Having the ability to openly/publicly debate allow users to read how others feel about certain sensitive topics and may be able to take the new information and learn something by it (ie. Realizing that the way they think can be hurtful to others). It also allows users to vent about how they feel and explain why they feel this way. A response towards differing and sensitive opinions does not have to be negative as long as you are able to see and understand the other persons point of view, only focusing on what the topic is about, and not bashing individuals or groups of people (by stereotyping, by name calling or by using hurtful or rude terms). As well as maintaining the knowledge that everyone opinions are their own and just because they differ with yours does not mean they are stupid or wrong for thinking a certain way.
So I feel that degrading or just plain negative user-focused responses should be talked about in the guidelines (something like everyone has different opinions and that doesn't make yours correct & responses to sensitive topics should be well thought out and not negativeky directed at any individual or group) instead of taking out important heated and/or sensitive topics from the forums.
(Sorry for odd words or grammar mistakes, tablet-texting is a little clumsy)

I personally have never had a bad experience with a user. Being online sometimes things may be taken the wrong way depending on wording and try to be careful of that and if there is an instance where something may have been misunderstand everyone I talk with, we try to fix the situation.
I have never been in the Shoutbox area of Subeta based on things I have heard about what goes on in there. I have no clue if they are true or merely rumors, but always felt it best to just stay away.
We were all NEW users at one point in time and needed help. So I think that is a great idea about remembering to be helpful. It has been awhile, but I use to go and meet new members and try to give the first sticker and comments post achievements. (granted I am only a few years on here myself, but still), I haven't done that in awhile. This may help remind me to do that :)
I agree with those comparing the guidelines to those found in class rooms. The only suggestion I can think of would be to set these rules in a more strict, but still good-intentioned and appealing manner.
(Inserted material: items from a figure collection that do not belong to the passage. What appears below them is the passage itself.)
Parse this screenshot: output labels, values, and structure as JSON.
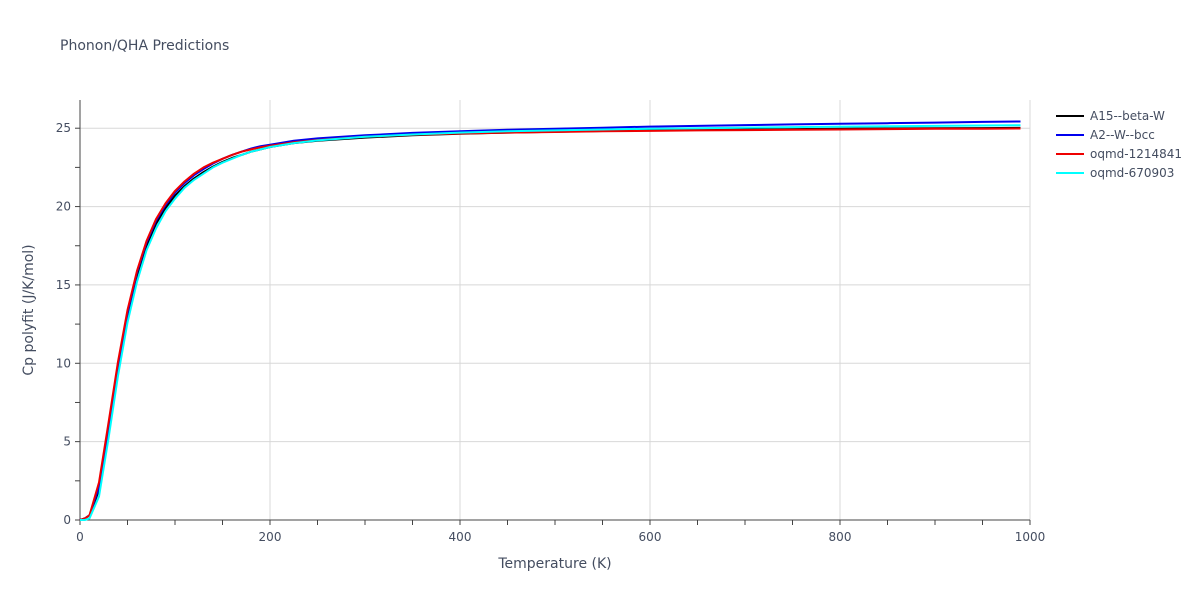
{
  "chart_data": {
    "type": "line",
    "title": "Phonon/QHA Predictions",
    "xlabel": "Temperature (K)",
    "ylabel": "Cp polyfit (J/K/mol)",
    "xlim": [
      0,
      1000
    ],
    "ylim": [
      0,
      26.8
    ],
    "xticks": [
      0,
      200,
      400,
      600,
      800,
      1000
    ],
    "yticks": [
      0,
      5,
      10,
      15,
      20,
      25
    ],
    "xtick_labels": [
      "0",
      "200",
      "400",
      "600",
      "800",
      "1000"
    ],
    "ytick_labels": [
      "0",
      "5",
      "10",
      "15",
      "20",
      "25"
    ],
    "grid": true,
    "legend_position": "right",
    "series": [
      {
        "name": "A15--beta-W",
        "color": "#000000",
        "x": [
          0,
          5,
          10,
          20,
          30,
          40,
          50,
          60,
          70,
          80,
          90,
          100,
          110,
          120,
          130,
          140,
          150,
          160,
          170,
          180,
          190,
          200,
          225,
          250,
          300,
          350,
          400,
          450,
          500,
          550,
          600,
          650,
          700,
          750,
          800,
          850,
          900,
          950,
          990
        ],
        "y": [
          0,
          0.1,
          0.3,
          1.9,
          5.6,
          9.6,
          13.0,
          15.6,
          17.5,
          18.9,
          19.9,
          20.7,
          21.3,
          21.8,
          22.2,
          22.55,
          22.85,
          23.1,
          23.3,
          23.5,
          23.65,
          23.8,
          24.05,
          24.2,
          24.4,
          24.55,
          24.65,
          24.72,
          24.78,
          24.82,
          24.86,
          24.89,
          24.92,
          24.94,
          24.96,
          24.98,
          25.0,
          25.01,
          25.02
        ]
      },
      {
        "name": "A2--W--bcc",
        "color": "#0000ee",
        "x": [
          0,
          5,
          10,
          20,
          30,
          40,
          50,
          60,
          70,
          80,
          90,
          100,
          110,
          120,
          130,
          140,
          150,
          160,
          170,
          180,
          190,
          200,
          225,
          250,
          300,
          350,
          400,
          450,
          500,
          550,
          600,
          650,
          700,
          750,
          800,
          850,
          900,
          950,
          990
        ],
        "y": [
          0,
          0.1,
          0.3,
          2.1,
          5.9,
          9.9,
          13.2,
          15.8,
          17.7,
          19.1,
          20.1,
          20.9,
          21.5,
          22.0,
          22.4,
          22.75,
          23.05,
          23.3,
          23.5,
          23.7,
          23.85,
          23.95,
          24.2,
          24.35,
          24.55,
          24.7,
          24.8,
          24.9,
          24.97,
          25.03,
          25.1,
          25.15,
          25.2,
          25.24,
          25.28,
          25.32,
          25.36,
          25.4,
          25.43
        ]
      },
      {
        "name": "oqmd-1214841",
        "color": "#ee0000",
        "x": [
          0,
          5,
          10,
          20,
          30,
          40,
          50,
          60,
          70,
          80,
          90,
          100,
          110,
          120,
          130,
          140,
          150,
          160,
          170,
          180,
          190,
          200,
          225,
          250,
          300,
          350,
          400,
          450,
          500,
          550,
          600,
          650,
          700,
          750,
          800,
          850,
          900,
          950,
          990
        ],
        "y": [
          0,
          0.1,
          0.3,
          2.4,
          6.2,
          10.1,
          13.4,
          15.9,
          17.8,
          19.2,
          20.2,
          21.0,
          21.6,
          22.1,
          22.5,
          22.8,
          23.05,
          23.3,
          23.5,
          23.65,
          23.78,
          23.88,
          24.1,
          24.25,
          24.45,
          24.58,
          24.66,
          24.72,
          24.76,
          24.8,
          24.83,
          24.86,
          24.88,
          24.9,
          24.92,
          24.94,
          24.96,
          24.97,
          24.98
        ]
      },
      {
        "name": "oqmd-670903",
        "color": "#00ffff",
        "x": [
          0,
          5,
          10,
          20,
          30,
          40,
          50,
          60,
          70,
          80,
          90,
          100,
          110,
          120,
          130,
          140,
          150,
          160,
          170,
          180,
          190,
          200,
          225,
          250,
          300,
          350,
          400,
          450,
          500,
          550,
          600,
          650,
          700,
          750,
          800,
          850,
          900,
          950,
          990
        ],
        "y": [
          0,
          0.0,
          0.1,
          1.5,
          5.2,
          9.2,
          12.6,
          15.2,
          17.2,
          18.6,
          19.7,
          20.5,
          21.2,
          21.7,
          22.1,
          22.5,
          22.8,
          23.05,
          23.3,
          23.5,
          23.65,
          23.8,
          24.05,
          24.22,
          24.45,
          24.6,
          24.72,
          24.8,
          24.86,
          24.92,
          24.97,
          25.0,
          25.04,
          25.07,
          25.1,
          25.12,
          25.15,
          25.17,
          25.19
        ]
      }
    ]
  }
}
Perhaps include a serious undertone to eliminate the "childish" feel.
I'm so happy to see this is happening! They are nice and simple, just as guidelines should be. No one wants to read a novel when checking what's okay and what's not. I especially like the "Be Patient" one as even I, a fairly old user, still have questions and problems that I'd like fixed or answered that might be simple fixes to other users.
Practice like you've never won. Perform like you've never lost.